La vida espiritual exige una conducta ética pero sobre todo una conducta no relacional con todas aquellas otras que forman parte de los consumos que consolidan un sistema social con el que no se está de acuerdo. El religioso que se ampara con la tesis de la acción social pero siempre vuelve a sus cuarteles forrados de despensas y de paredes bien protegidas no es creíble. Su análisis puede revelar que necesita una gran dosis de exculpación y que encuentra una vía de mea culpa por el lado de la militancia o de su sucedáneo (dar conferencias y escribir artículos). Puesto que todos o muchos de los roles contributivos para un mundo mejor son necesarios no es cuestión de decirle a nadie lo que tiene que hacer.

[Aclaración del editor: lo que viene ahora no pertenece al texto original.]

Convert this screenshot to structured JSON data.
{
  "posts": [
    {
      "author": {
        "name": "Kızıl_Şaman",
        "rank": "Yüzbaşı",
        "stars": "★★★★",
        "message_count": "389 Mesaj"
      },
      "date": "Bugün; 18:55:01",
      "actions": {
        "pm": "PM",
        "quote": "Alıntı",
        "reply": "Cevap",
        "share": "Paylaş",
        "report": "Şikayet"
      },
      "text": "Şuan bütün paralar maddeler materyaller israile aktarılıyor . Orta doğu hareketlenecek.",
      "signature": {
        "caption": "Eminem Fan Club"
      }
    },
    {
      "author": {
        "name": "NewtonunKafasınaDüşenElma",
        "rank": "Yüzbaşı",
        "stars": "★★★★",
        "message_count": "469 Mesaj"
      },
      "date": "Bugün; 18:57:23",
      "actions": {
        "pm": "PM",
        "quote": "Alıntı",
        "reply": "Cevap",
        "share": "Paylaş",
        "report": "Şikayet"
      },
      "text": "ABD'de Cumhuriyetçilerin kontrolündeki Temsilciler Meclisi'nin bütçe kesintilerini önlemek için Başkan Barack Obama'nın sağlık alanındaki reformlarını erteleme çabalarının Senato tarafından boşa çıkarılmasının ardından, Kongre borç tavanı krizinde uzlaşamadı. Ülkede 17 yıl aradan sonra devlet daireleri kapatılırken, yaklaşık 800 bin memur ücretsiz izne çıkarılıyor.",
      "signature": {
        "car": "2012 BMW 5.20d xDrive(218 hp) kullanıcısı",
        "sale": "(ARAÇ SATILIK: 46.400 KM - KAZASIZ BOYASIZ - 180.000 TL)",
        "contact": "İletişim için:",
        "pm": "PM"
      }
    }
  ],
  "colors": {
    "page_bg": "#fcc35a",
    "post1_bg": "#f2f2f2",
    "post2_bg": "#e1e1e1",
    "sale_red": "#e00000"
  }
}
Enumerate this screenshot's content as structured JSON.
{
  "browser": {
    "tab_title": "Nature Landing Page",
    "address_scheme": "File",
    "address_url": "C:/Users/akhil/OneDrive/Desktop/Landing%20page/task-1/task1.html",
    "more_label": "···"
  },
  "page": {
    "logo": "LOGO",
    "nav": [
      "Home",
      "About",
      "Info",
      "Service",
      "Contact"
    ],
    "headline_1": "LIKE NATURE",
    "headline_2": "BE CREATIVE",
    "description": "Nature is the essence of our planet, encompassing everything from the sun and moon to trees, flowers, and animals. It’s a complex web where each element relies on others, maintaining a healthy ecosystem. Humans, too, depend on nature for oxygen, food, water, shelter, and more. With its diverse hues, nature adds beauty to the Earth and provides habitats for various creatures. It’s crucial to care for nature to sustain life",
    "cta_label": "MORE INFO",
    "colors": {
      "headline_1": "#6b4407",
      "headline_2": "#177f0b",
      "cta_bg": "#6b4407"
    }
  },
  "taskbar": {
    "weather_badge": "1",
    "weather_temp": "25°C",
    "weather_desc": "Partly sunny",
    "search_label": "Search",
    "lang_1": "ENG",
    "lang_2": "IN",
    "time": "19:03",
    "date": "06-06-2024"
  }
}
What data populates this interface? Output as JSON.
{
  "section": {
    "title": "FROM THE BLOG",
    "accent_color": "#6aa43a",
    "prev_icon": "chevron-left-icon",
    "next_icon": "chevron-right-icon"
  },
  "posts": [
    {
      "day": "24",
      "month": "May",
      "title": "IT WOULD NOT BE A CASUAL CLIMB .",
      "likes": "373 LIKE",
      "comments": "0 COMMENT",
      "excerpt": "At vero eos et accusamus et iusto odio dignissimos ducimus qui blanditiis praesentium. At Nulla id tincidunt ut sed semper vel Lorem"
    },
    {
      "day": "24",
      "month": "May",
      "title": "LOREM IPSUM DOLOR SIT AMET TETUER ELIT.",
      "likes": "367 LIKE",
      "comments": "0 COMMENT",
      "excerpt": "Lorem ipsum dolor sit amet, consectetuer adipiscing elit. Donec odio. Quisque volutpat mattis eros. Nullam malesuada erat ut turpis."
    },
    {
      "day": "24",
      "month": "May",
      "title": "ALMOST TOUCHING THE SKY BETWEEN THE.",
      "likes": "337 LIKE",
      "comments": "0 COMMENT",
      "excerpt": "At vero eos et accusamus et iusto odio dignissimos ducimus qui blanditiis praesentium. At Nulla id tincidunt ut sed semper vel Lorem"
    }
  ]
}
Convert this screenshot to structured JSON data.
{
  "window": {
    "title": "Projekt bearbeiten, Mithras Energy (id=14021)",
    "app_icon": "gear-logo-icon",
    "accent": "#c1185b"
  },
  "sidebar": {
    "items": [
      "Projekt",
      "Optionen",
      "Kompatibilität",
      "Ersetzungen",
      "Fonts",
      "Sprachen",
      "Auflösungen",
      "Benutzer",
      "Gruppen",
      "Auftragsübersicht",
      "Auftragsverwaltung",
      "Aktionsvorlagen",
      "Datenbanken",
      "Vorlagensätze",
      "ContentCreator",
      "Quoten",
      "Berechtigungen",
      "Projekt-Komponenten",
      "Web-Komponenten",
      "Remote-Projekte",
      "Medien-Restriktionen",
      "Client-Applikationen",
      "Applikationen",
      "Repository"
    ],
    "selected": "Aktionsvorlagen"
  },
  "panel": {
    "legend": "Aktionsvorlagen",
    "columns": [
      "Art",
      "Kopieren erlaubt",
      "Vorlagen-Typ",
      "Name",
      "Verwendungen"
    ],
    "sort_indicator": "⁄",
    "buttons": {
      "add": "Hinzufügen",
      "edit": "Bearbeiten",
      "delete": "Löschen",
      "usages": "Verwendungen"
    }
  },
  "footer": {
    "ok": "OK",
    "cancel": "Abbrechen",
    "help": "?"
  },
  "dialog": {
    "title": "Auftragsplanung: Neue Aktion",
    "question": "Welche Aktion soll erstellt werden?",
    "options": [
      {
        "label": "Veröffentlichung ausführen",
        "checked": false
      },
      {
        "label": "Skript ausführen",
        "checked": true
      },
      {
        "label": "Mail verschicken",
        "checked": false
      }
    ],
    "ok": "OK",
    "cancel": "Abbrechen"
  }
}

Que haga lo que mejor le parezca pero que no se engañe al respecto de los parámetros en los que nos estamos moviendo. Si bien la elección de ser consecuente ético de cada cual pasa por exteriorizar lo que se ha interiorizado a menudo lo que se es choca frontalmente con lo que hay y eso condiciona a tácticas y componendas de adaptación. No puede caber ninguna duda entre qué escoger, si la hipocresía o la crítica. La primera siempre deja equívocos flotantes, la segunda suele romper alianzas apenas iniciadas. El difícil recibo de la crítica tiene que ver con la sensación de desamparo que desencadena. De esto hablo en Crítica y Desamparo. Es difícil ejercer el rol de practicarla con la necesidad de tener aliados, segurizantes, secretarios, apoyos o adeptos. La lucha como siempre no está tanto en las barricadas, o en las calles, como en el interior de cada cual. En aquellas se escenifican grandes acontecimientos pero es en el plano mental y en el cuerpo sentimental donde se producen las revoluciones.